= 2025 IMSA Ford Mustang Challenge =

North American motor Racing Championship held in 2025

The 2025 IMSA Ford Mustang Challenge was the second season of the IMSA Ford Mustang Challenge. It began on March 12 at Sebring International Raceway and finished on October 5 at Charlotte Motor Speedway.

== Schedule ==
The Schedule was announced August 2, 2024, featuring 12 races over 6 double header events.
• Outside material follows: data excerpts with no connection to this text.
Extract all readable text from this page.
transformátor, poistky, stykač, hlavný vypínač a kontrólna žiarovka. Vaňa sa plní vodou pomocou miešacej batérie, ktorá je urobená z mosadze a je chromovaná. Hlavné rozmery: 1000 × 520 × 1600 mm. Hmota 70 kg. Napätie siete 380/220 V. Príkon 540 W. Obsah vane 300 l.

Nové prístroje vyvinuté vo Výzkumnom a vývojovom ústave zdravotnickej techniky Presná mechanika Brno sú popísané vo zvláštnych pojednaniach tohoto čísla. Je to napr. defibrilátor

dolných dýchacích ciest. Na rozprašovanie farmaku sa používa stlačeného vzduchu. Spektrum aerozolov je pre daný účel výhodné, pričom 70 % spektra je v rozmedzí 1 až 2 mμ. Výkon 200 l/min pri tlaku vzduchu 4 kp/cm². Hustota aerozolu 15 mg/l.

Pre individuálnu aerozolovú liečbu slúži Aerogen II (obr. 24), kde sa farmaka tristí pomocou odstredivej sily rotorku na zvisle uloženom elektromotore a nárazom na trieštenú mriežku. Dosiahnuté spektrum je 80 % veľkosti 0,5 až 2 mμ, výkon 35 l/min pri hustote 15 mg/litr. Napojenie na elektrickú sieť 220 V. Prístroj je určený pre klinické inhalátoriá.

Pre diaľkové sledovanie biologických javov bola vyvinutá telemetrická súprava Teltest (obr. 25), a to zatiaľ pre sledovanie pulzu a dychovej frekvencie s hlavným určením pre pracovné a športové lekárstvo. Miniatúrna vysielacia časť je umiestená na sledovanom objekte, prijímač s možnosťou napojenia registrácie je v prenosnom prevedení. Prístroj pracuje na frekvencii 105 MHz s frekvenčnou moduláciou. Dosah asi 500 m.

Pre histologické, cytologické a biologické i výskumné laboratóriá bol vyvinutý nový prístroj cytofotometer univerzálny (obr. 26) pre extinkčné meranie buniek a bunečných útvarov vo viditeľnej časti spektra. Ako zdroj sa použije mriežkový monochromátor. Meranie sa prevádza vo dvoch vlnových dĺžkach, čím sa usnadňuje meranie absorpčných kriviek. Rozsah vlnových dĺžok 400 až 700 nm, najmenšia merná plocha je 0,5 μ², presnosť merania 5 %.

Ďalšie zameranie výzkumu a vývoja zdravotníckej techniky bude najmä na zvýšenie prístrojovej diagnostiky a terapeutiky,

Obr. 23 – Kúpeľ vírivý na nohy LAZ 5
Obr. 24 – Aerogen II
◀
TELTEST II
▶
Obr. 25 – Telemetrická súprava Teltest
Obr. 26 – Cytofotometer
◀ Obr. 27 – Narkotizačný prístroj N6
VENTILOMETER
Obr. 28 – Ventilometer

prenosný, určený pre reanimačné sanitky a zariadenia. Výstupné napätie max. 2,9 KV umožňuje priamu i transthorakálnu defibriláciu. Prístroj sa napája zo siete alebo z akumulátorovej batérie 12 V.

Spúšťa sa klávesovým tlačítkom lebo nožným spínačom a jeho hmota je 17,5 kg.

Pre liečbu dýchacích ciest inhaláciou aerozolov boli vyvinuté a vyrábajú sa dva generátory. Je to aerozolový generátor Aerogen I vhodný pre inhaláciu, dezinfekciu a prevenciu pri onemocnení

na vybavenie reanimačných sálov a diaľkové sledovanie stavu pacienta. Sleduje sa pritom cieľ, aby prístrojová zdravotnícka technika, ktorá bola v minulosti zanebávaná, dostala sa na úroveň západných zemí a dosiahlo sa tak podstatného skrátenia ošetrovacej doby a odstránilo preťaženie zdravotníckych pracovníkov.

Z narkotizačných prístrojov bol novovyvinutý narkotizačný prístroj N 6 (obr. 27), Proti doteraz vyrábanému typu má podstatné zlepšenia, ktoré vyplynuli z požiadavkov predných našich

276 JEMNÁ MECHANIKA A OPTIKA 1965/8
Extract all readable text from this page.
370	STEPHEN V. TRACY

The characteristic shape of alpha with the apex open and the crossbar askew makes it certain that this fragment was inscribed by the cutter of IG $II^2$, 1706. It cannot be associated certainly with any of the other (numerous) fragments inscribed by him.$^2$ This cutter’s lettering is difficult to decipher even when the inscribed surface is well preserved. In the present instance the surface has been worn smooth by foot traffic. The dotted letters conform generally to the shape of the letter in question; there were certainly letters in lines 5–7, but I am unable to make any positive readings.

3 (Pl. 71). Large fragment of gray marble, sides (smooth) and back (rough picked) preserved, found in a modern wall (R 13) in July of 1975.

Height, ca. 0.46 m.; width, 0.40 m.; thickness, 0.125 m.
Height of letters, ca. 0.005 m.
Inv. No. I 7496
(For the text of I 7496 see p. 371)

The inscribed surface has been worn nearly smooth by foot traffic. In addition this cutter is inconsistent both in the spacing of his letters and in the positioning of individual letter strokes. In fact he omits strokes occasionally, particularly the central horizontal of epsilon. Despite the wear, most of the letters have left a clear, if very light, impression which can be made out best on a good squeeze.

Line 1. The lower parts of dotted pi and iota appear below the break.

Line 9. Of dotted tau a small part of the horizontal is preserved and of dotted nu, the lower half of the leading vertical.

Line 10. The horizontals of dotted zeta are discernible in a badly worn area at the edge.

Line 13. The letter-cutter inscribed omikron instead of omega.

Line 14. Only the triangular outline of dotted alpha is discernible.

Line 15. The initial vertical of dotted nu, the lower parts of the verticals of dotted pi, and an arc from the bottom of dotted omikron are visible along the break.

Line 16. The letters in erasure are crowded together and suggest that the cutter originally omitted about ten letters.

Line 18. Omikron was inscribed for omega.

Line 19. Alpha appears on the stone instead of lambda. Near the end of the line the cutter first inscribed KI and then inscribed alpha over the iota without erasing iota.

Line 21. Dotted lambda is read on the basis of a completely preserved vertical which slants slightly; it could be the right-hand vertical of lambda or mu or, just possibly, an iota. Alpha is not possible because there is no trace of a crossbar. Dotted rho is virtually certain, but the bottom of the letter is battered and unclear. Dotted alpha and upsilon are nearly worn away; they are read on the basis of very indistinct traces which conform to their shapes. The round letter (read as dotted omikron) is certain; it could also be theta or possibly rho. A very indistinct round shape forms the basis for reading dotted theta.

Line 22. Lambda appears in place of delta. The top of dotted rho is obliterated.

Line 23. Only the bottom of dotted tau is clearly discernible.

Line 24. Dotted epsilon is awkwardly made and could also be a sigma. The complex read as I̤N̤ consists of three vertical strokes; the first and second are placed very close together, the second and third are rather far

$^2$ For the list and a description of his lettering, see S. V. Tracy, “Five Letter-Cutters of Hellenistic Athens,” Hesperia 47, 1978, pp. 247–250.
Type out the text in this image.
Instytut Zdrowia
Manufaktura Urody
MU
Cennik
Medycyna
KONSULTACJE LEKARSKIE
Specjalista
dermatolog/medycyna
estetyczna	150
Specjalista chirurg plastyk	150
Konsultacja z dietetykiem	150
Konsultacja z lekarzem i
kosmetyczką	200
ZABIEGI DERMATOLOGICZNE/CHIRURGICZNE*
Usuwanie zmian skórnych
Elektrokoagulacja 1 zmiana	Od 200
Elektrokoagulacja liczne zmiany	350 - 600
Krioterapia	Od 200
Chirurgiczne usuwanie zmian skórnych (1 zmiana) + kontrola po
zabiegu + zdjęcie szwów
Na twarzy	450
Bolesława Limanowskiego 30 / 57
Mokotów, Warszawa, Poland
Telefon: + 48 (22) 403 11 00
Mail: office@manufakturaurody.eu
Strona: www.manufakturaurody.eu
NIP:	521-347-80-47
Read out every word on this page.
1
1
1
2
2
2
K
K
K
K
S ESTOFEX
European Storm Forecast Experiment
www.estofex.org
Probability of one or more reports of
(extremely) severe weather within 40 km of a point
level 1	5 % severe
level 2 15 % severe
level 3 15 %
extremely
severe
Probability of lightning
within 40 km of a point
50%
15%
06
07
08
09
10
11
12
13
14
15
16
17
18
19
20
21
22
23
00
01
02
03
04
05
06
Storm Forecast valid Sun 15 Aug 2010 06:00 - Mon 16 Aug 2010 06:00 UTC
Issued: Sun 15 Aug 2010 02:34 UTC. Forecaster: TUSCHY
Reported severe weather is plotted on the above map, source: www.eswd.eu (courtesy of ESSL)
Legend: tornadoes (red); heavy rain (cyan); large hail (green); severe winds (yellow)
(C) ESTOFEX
In a change to the 2024 season, rounds at Sebring, Laguna Seca, Virginia International Raceway and the Charlotte Motor Speedway (Roval) were added, while rounds at Mid-Ohio and Watkins Glen were dropped.

In addition to the regular season races, the 2025 season also included an invitational round supporting the 2025 24 Hours of Le Mans.

Each weekend consisted of two 30-minute practice sessions, with a 15-minute qualifying session setting the grids for a pair of 45-minute races.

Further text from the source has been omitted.